Une poussière rouge est soulevée par un Harmattan assez violent et limite la visibilité horizontale à moins d’un km. Heureusement, le vent est latéral et chasse rapidement l’écran opaque dégagé par les poids lourds. Le dépassement est un plongeon dans le nuage, sans aucune visibilité, sur la seule confiance du clignotant du «gros cul» (image de gauche).
Les routiers sont sympas... et rares, ce qui est bien agréable malgré tout!

La frontière passe au milieu de nulle part, seulement signalée par une série de poteau en béton de 2 m de haut et distants d’environ 100 m.

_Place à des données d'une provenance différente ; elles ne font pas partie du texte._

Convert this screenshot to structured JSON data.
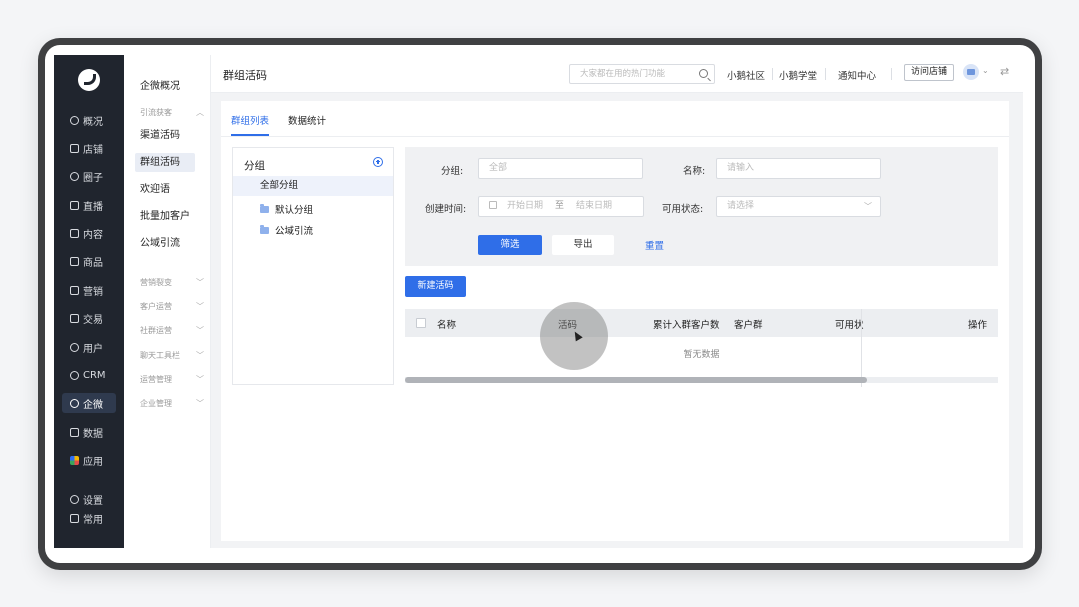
{
  "rail": {
    "items": [
      {
        "label": "概况",
        "icon": "pie-chart-icon"
      },
      {
        "label": "店铺",
        "icon": "store-icon"
      },
      {
        "label": "圈子",
        "icon": "community-icon"
      },
      {
        "label": "直播",
        "icon": "live-icon"
      },
      {
        "label": "内容",
        "icon": "document-icon"
      },
      {
        "label": "商品",
        "icon": "goods-icon"
      },
      {
        "label": "营销",
        "icon": "megaphone-icon"
      },
      {
        "label": "交易",
        "icon": "transaction-icon"
      },
      {
        "label": "用户",
        "icon": "user-icon"
      },
      {
        "label": "CRM",
        "icon": "crm-icon"
      },
      {
        "label": "企微",
        "icon": "wecom-icon"
      },
      {
        "label": "数据",
        "icon": "data-icon"
      },
      {
        "label": "应用",
        "icon": "apps-icon"
      },
      {
        "label": "设置",
        "icon": "settings-icon"
      },
      {
        "label": "常用",
        "icon": "list-icon"
      }
    ],
    "active": "企微"
  },
  "side": {
    "top": "企微概况",
    "section_open": "引流获客",
    "items": [
      "渠道活码",
      "群组活码",
      "欢迎语",
      "批量加客户",
      "公域引流"
    ],
    "active": "群组活码",
    "sections": [
      "营销裂变",
      "客户运营",
      "社群运营",
      "聊天工具栏",
      "运营管理",
      "企业管理"
    ]
  },
  "topbar": {
    "title": "群组活码",
    "search_placeholder": "大家都在用的热门功能",
    "links": [
      "小鹅社区",
      "小鹅学堂",
      "通知中心"
    ],
    "visit_store": "访问店铺"
  },
  "tabs": [
    "群组列表",
    "数据统计"
  ],
  "groups": {
    "title": "分组",
    "all": "全部分组",
    "items": [
      "默认分组",
      "公域引流"
    ]
  },
  "filter": {
    "group_label": "分组:",
    "group_value": "全部",
    "name_label": "名称:",
    "name_placeholder": "请输入",
    "time_label": "创建时间:",
    "start_placeholder": "开始日期",
    "range_sep": "至",
    "end_placeholder": "结束日期",
    "status_label": "可用状态:",
    "status_placeholder": "请选择",
    "btn_filter": "筛选",
    "btn_export": "导出",
    "btn_reset": "重置"
  },
  "new_button": "新建活码",
  "table": {
    "columns": [
      "名称",
      "活码",
      "累计入群客户数",
      "客户群",
      "可用状",
      "操作"
    ],
    "empty": "暂无数据"
  },
  "colors": {
    "accent": "#2f6ee8",
    "rail": "#20252e"
  }
}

Quelques kilomètres plus loin, au contrôle de police (photo), il me semble que Mamoudou a «négocié» l’entrée d’un passager qui n’avait pas le vaccin (fièvre jaune). À la douane, aucun problème, on n’ouvre même pas les bagages, mon imprimante laser, bien visible sur le toit ayant focalisé l’attention du douanier. L’explication sur sa destination en insistant sur la gratuité l’a rapidement convaincu... même sans «négociation»!

Arrivé à Koro à midi et demi. Le pick-up de l’ONG Prométhée m’attendait, avec le jeune chauffeur Oumar et Kodio, un des cadres de l’Association. Les bagages transférés, il ne restait plus qu’à se désaltérer. On se rend donc à l’«Aventure», sorte d’auberge-restaurant-bar au décor éthno-kitsch un peu facile. Il n’ont même pas de grandes bières, et les prix sont nettement plus élevés qu’au Burkina! Je n’ai pas l’habitude des lieux touristiques africains, mais on est en Pays Dogon, il faudra bien que je m’y fasse...

De là, départ pour Bandiagara, à plus de 100 km/h: «c’est à cause de la route, sinon tu casse!» me dit Oumar, faisant allusion à la tôle ondulée. Je lui ai imposé tout de même un 90 km/h... qu’il n’a pas respecté bien longtemps! Puis c’est la montée de la falaise. Il a bien fallut ralentir, avec des côtes entre 8 et 12%, souvent bétonnées, étroites, zigzagantes, avec demi-lunes pour les croisements. Un paysage de chaos rocheux, un peu entre le Valais et les Causses français, assez grandiose par endroit.

À Bandiagara, un arrêt au Cheval Blanc s’impose (hôtel réputé à l’architecture originale, faites de magnifiques sphères de pierres, tenu par un Suisse). J’y ai fait connaissance avec un autre Suisse, Thierry, résident et surtout connaisseur en informatique. Le contact est établi et une éventuelle collaboration avec l’ONG Prométhée est esquissée...

Puis c’est le goudron jusqu’à Mopti que nous atteignons en début de soirée, retardés par un contrôle de police: le véhicule n’a pas de carte grise. Celle-ci est attendue depuis des mois, mais le gouvernement ne les délivre pas et l’autorisation provisoire de circuler n’est plus valable. Remarque: il paraît que les cartes grises viennent de France (je me demande bien pourquoi?) et j’ai entendu exactement la même histoire au Togo, l’année dernière. Étrange, non?

À l’arrivée à mon «pied-à-terre», deux pièce et WC/douche dans une villa, Kass le chef de l’ONG Prométhée m’attendait pour faire connaissance.
Les autres locataires de la maison, un couple de Français et deux couples de leurs amis, rentrant d’une randonnée à pied dans le pays Dogon, m’invitent pour le repas du soir: confit de canard et Bordeaux. J'aurais pu tomber plus mal(ien)!